The militarisation of Victoria Police under Labor

16 September 2024
Louise O'Shea
Police at an anti-vax and anti-lockdown protest in Melbourne, 2021 PHOTO: Jason South / the Age

Since the election of Labor to government in 2014, Victoria’s police force has become more well armed, well resourced and well staffed than at any other time in the state’s history. The provision of $15 million by the Allan government for police to better brutalise Land Forces protesters—while hospitals and schools are being told to cut costs—is just the latest example.

When Labor was elected a decade ago, annual spending on the police was $2.27 billion. By 2021, it exceeded $4 billion, an increase of more than 75 percent. But that is just the baseline: the police receive significant funding on top of that.

Minister for Police Anthony Carbines boasted last year in his budget estimates hearing submission about the government’s “record investment” of more than $4.5 billion since 2016 in addition to the police’s regular annual funding. This included an extra $685 million in 2016 for “technology, equipment and capability uplifts across the force”. Later in 2016, then Premier Daniel Andrews announced a further $2 billion “community safety” package, the biggest investment in the history of the police force. Rolled out over four years, the package included funding for 3,200 new police officers—the largest increase in police numbers in Victoria’s history—as well as for “critical equipment and hardware”.

One piece of this “critical equipment” was semi-automatic rifles. In 2018, the government announced it was equipping at least 800 more police with these deadly weapons, at a cost of $25 million. Prior to 2018, only members of the Special Operations Group and Critical Incident Response Team were trained in the use of long-arm weapons, both already having access to semi-automatic weapons and machine guns. The 2018 announcement expanded the use of such weapons to the Operation Response Unit and officers in four regional areas.

Victorian special operations police now have an arsenal that includes projectile launchers, chemical weapons detonators, pepper-ball guns, rubber-pellet grenades and stinger grenades that release smoke, light and eight-millimetre pellets. The extra weaponry was justified by the police minister, Lisa Neville, in 2018 as necessary to deal with “high risk events, like a terrorism event”. But the weapons have so far been deployed only against protesters.

The police’s air arsenal has also expanded. In 2020, the government spent $63 million acquiring three Leonardo AW139 helicopters—the “envy of many police forces around the world”, according to Air wing Inspector Craig Shepherd—and a Beechcraft Super King Air 350ER, reported by the Age to be the first plane provided to the police in more than two decades. These aircraft have high-tech capacity to track people on the ground and can fly faster and further and can carry more people than older models.

It’s also not just specialist police that have become more heavily armed under Labor. In December 2021, the government announced that every front-line officer would have access to tasers, a weapon previously available only to special operations police. Last year, two women in New South Wales, one aged 95 and the other 47, were killed by police tasers, despite these weapons being touted as a less lethal alternative to conventional weapons.

Measured in officer numbers, Victoria Police is now the largest law enforcement agency in the country. According to its 2022-23 corporate plan, the organisation has around 22,200 police personnel, a number which exceeds that of New South Wales, a state that has 1.4 million more people and three times the area. Victoria has more police per head of population than any other eastern state or the ACT.

This has corresponded with a rise in the rate of incarceration in Victoria. According to the state’s Sentencing Advisory Council, Victoria’s imprisonment rate reached a record 122.9 people per 100,000 people in 2019, the highest level since the 1890s.

Funding for police is prioritised by Labor over essential services like health and education. A Productivity Commission report on government services found that between 2013 and 2019, spending on police grew by 60 percent and prisons by 96 percent, while health and education spending grew by just 45 percent and 30 percent respectively. So while health workers struggle to treat patients and surgery wait times blow out with devastating human consequences, no expense is spared ensuring police are better placed to kill and maim people.
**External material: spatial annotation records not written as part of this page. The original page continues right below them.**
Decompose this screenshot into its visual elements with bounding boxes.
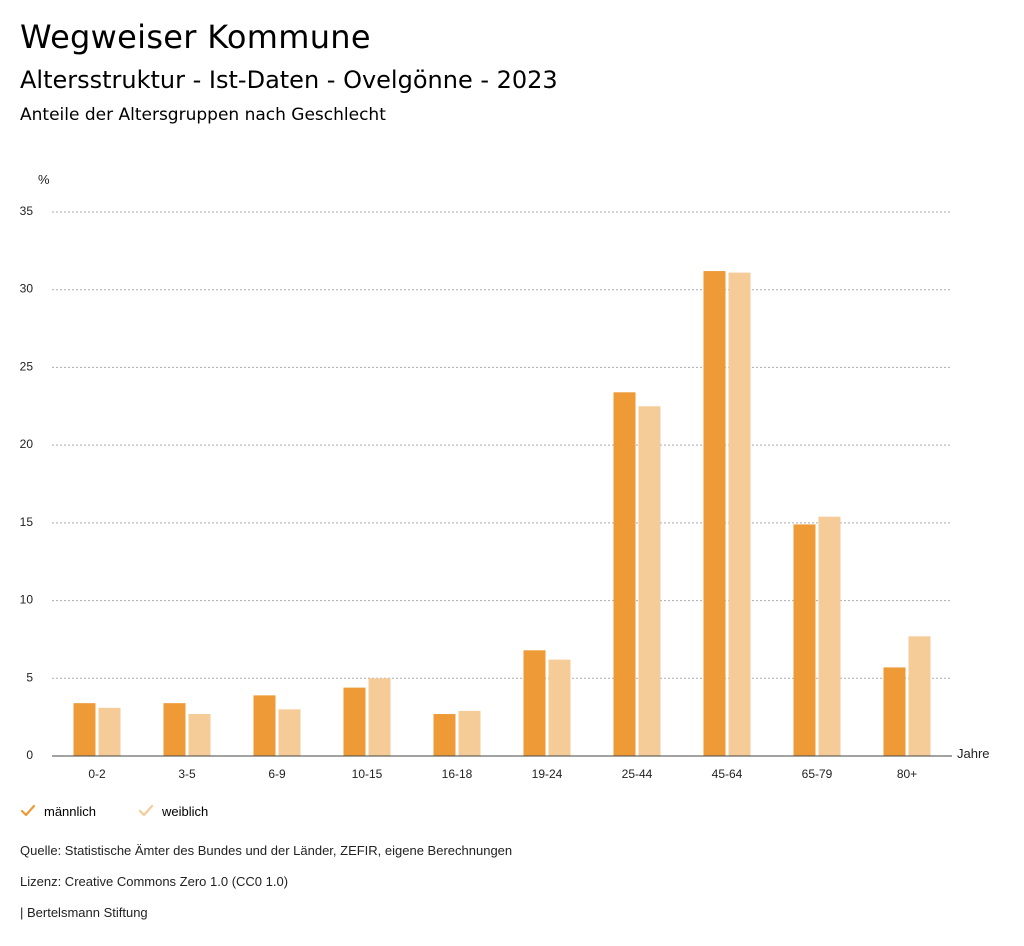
- bar-male[interactable]: [613, 392, 636, 756]
- y-tick-label: 25: [20, 359, 34, 373]
- source-note: Quelle: Statistische Ämter des Bundes un…: [20, 843, 513, 858]
- bar-male[interactable]: [793, 524, 816, 756]
- y-tick-label: 30: [20, 282, 34, 296]
- bar-chart: 0 5 10 15 20 25 30 35 0-2 3-5 6-9 10-15 16-18 19-24 2…: [20, 172, 990, 781]
- x-axis-ticks: 0-2 3-5 6-9 10-15 16-18 19-24 25-44 45-64 65-79 8…: [88, 767, 917, 781]
- x-tick-label: 45-64: [712, 767, 743, 781]
- bar-male[interactable]: [253, 695, 276, 756]
- bar-female[interactable]: [728, 272, 751, 756]
- chart-subtitle: Altersstruktur - Ist-Daten - Ovelgönne -…: [20, 66, 558, 94]
- bar-male[interactable]: [883, 667, 906, 756]
- x-tick-label: 65-79: [802, 767, 833, 781]
- bar-female[interactable]: [908, 636, 931, 756]
- x-tick-label: 0-2: [88, 767, 106, 781]
- y-axis-ticks: 0 5 10 15 20 25 30 35: [20, 204, 34, 762]
- y-tick-label: 5: [26, 670, 33, 684]
- bar-female[interactable]: [548, 659, 571, 756]
- checkmark-icon: [20, 804, 36, 817]
- page-title: Wegweiser Kommune: [20, 18, 371, 56]
- x-tick-label: 6-9: [268, 767, 286, 781]
- x-tick-label: 16-18: [442, 767, 473, 781]
- y-tick-label: 10: [20, 593, 34, 607]
- x-tick-label: 80+: [897, 767, 917, 781]
- bar-female[interactable]: [188, 714, 211, 756]
- bar-female[interactable]: [278, 709, 301, 756]
- y-tick-label: 35: [20, 204, 34, 218]
- chart-description: Anteile der Altersgruppen nach Geschlech…: [20, 105, 386, 125]
- publisher-note: | Bertelsmann Stiftung: [20, 905, 148, 920]
- license-note: Lizenz: Creative Commons Zero 1.0 (CC0 1…: [20, 874, 289, 889]
- y-axis-unit: %: [38, 172, 50, 187]
- y-tick-label: 20: [20, 437, 34, 451]
- bar-male[interactable]: [343, 687, 366, 756]
- bar-male[interactable]: [433, 714, 456, 756]
- bar-female[interactable]: [98, 707, 121, 756]
- x-axis-label: Jahre: [957, 746, 990, 761]
- grid-lines: [52, 211, 952, 679]
- legend-item-female[interactable]: weiblich: [138, 803, 208, 819]
- legend-label-female: weiblich: [162, 803, 209, 819]
- bar-female[interactable]: [638, 406, 661, 756]
- bar-male[interactable]: [703, 271, 726, 756]
- bar-male[interactable]: [163, 703, 186, 756]
- x-tick-label: 3-5: [178, 767, 196, 781]
- bar-female[interactable]: [818, 516, 841, 756]
- y-tick-label: 0: [26, 748, 33, 762]
- checkmark-icon: [138, 804, 154, 817]
- bars: [73, 271, 931, 756]
- x-tick-label: 19-24: [532, 767, 563, 781]
- legend-item-male[interactable]: männlich: [20, 803, 96, 819]
- legend-label-male: männlich: [44, 803, 97, 819]
- y-tick-label: 15: [20, 515, 34, 529]
- bar-female[interactable]: [368, 678, 391, 756]
- x-tick-label: 25-44: [622, 767, 653, 781]
- x-tick-label: 10-15: [352, 767, 383, 781]
- bar-male[interactable]: [73, 703, 96, 756]
- bar-female[interactable]: [458, 710, 481, 756]
- bar-male[interactable]: [523, 650, 546, 756]
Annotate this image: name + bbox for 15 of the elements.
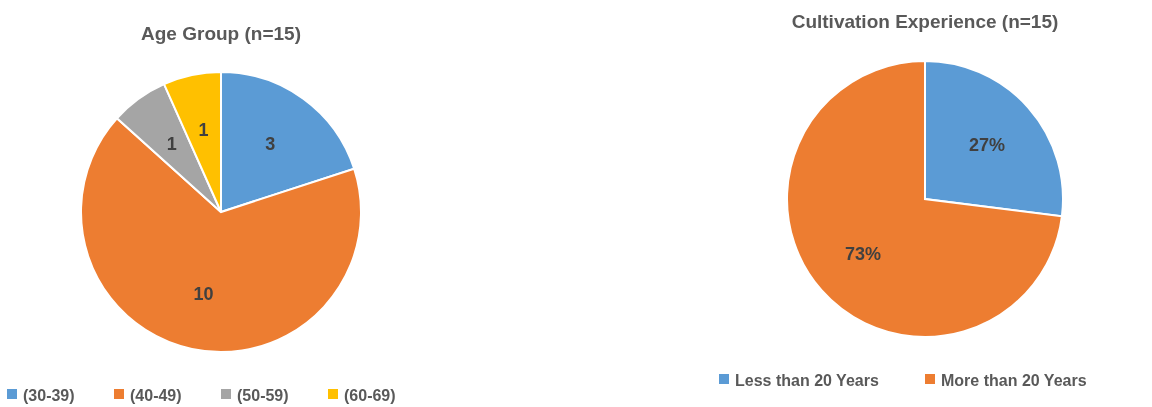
data-label: 3 <box>265 134 276 155</box>
chart-title: Age Group (n=15) <box>141 23 301 44</box>
data-label: 1 <box>166 134 177 155</box>
legend-label: (30-39) <box>23 386 75 404</box>
data-label: 27% <box>969 134 1006 155</box>
pie-slice <box>786 60 1063 338</box>
data-label: 1 <box>198 120 209 141</box>
data-label: 73% <box>844 244 881 265</box>
chart-title: Cultivation Experience (n=15) <box>791 11 1059 32</box>
data-label: 10 <box>193 284 214 305</box>
legend-label: (60-69) <box>344 386 396 404</box>
legend-label: More than 20 Years <box>941 371 1087 389</box>
legend-label: (40-49) <box>130 386 182 404</box>
legend-label: Less than 20 Years <box>735 371 879 389</box>
legend-label: (50-59) <box>237 386 289 404</box>
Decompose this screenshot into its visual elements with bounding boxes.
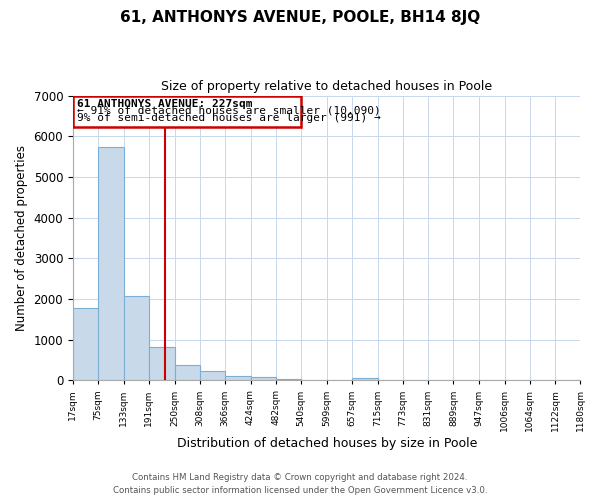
Text: 61, ANTHONYS AVENUE, POOLE, BH14 8JQ: 61, ANTHONYS AVENUE, POOLE, BH14 8JQ [120,10,480,25]
Bar [200,372,225,380]
Bar [98,147,124,380]
Text: 9% of semi-detached houses are larger (991) →: 9% of semi-detached houses are larger (9… [77,113,381,123]
Y-axis label: Number of detached properties: Number of detached properties [15,145,28,331]
Bar [149,347,175,380]
Bar [175,365,200,380]
Bar [352,378,377,380]
Title: Size of property relative to detached houses in Poole: Size of property relative to detached ho… [161,80,492,93]
Bar [276,378,301,380]
Bar [225,376,251,380]
Text: 61 ANTHONYS AVENUE: 227sqm: 61 ANTHONYS AVENUE: 227sqm [77,99,253,109]
Text: ← 91% of detached houses are smaller (10,090): ← 91% of detached houses are smaller (10… [77,106,381,116]
X-axis label: Distribution of detached houses by size in Poole: Distribution of detached houses by size … [176,437,477,450]
Text: Contains HM Land Registry data © Crown copyright and database right 2024.
Contai: Contains HM Land Registry data © Crown c… [113,474,487,495]
Bar [73,308,98,380]
Bar [124,296,149,380]
Bar [73,96,301,127]
Bar [251,378,276,380]
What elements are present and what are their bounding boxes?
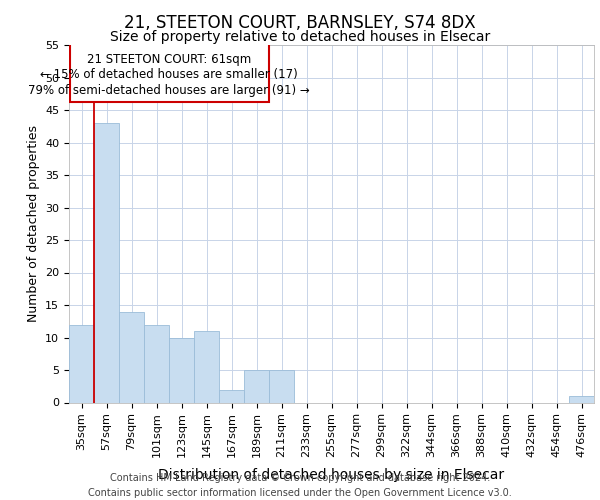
Y-axis label: Number of detached properties: Number of detached properties bbox=[26, 125, 40, 322]
Bar bbox=[94, 123, 119, 402]
Text: 21, STEETON COURT, BARNSLEY, S74 8DX: 21, STEETON COURT, BARNSLEY, S74 8DX bbox=[124, 14, 476, 32]
Bar bbox=[269, 370, 293, 402]
Text: 79% of semi-detached houses are larger (91) →: 79% of semi-detached houses are larger (… bbox=[28, 84, 310, 97]
Text: ← 15% of detached houses are smaller (17): ← 15% of detached houses are smaller (17… bbox=[40, 68, 298, 81]
Bar bbox=[169, 338, 194, 402]
Text: 21 STEETON COURT: 61sqm: 21 STEETON COURT: 61sqm bbox=[87, 53, 251, 66]
Text: Size of property relative to detached houses in Elsecar: Size of property relative to detached ho… bbox=[110, 30, 490, 44]
Bar bbox=[70, 324, 94, 402]
Bar bbox=[145, 324, 169, 402]
Bar bbox=[70, 42, 269, 102]
Bar bbox=[119, 312, 143, 402]
X-axis label: Distribution of detached houses by size in Elsecar: Distribution of detached houses by size … bbox=[158, 468, 505, 482]
Text: Contains HM Land Registry data © Crown copyright and database right 2024.
Contai: Contains HM Land Registry data © Crown c… bbox=[88, 472, 512, 498]
Bar bbox=[569, 396, 593, 402]
Bar bbox=[220, 390, 244, 402]
Bar bbox=[194, 331, 218, 402]
Bar bbox=[244, 370, 269, 402]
The readiness demonstrated by police to use this greater arsenal of weaponry at the Land Forces protest, as well as at reactionary anti-lockdown protests before that, is to be expected. To justify the cost associated with the maintenance and replenishment of high-tech weaponry, the hardware must be shown to be necessary. This means finding opportunities to use it. In the absence of other threats, this has meant, and will increasingly mean, these military-grade weapons being used against protesters doing nothing other than exercising their democratic rights.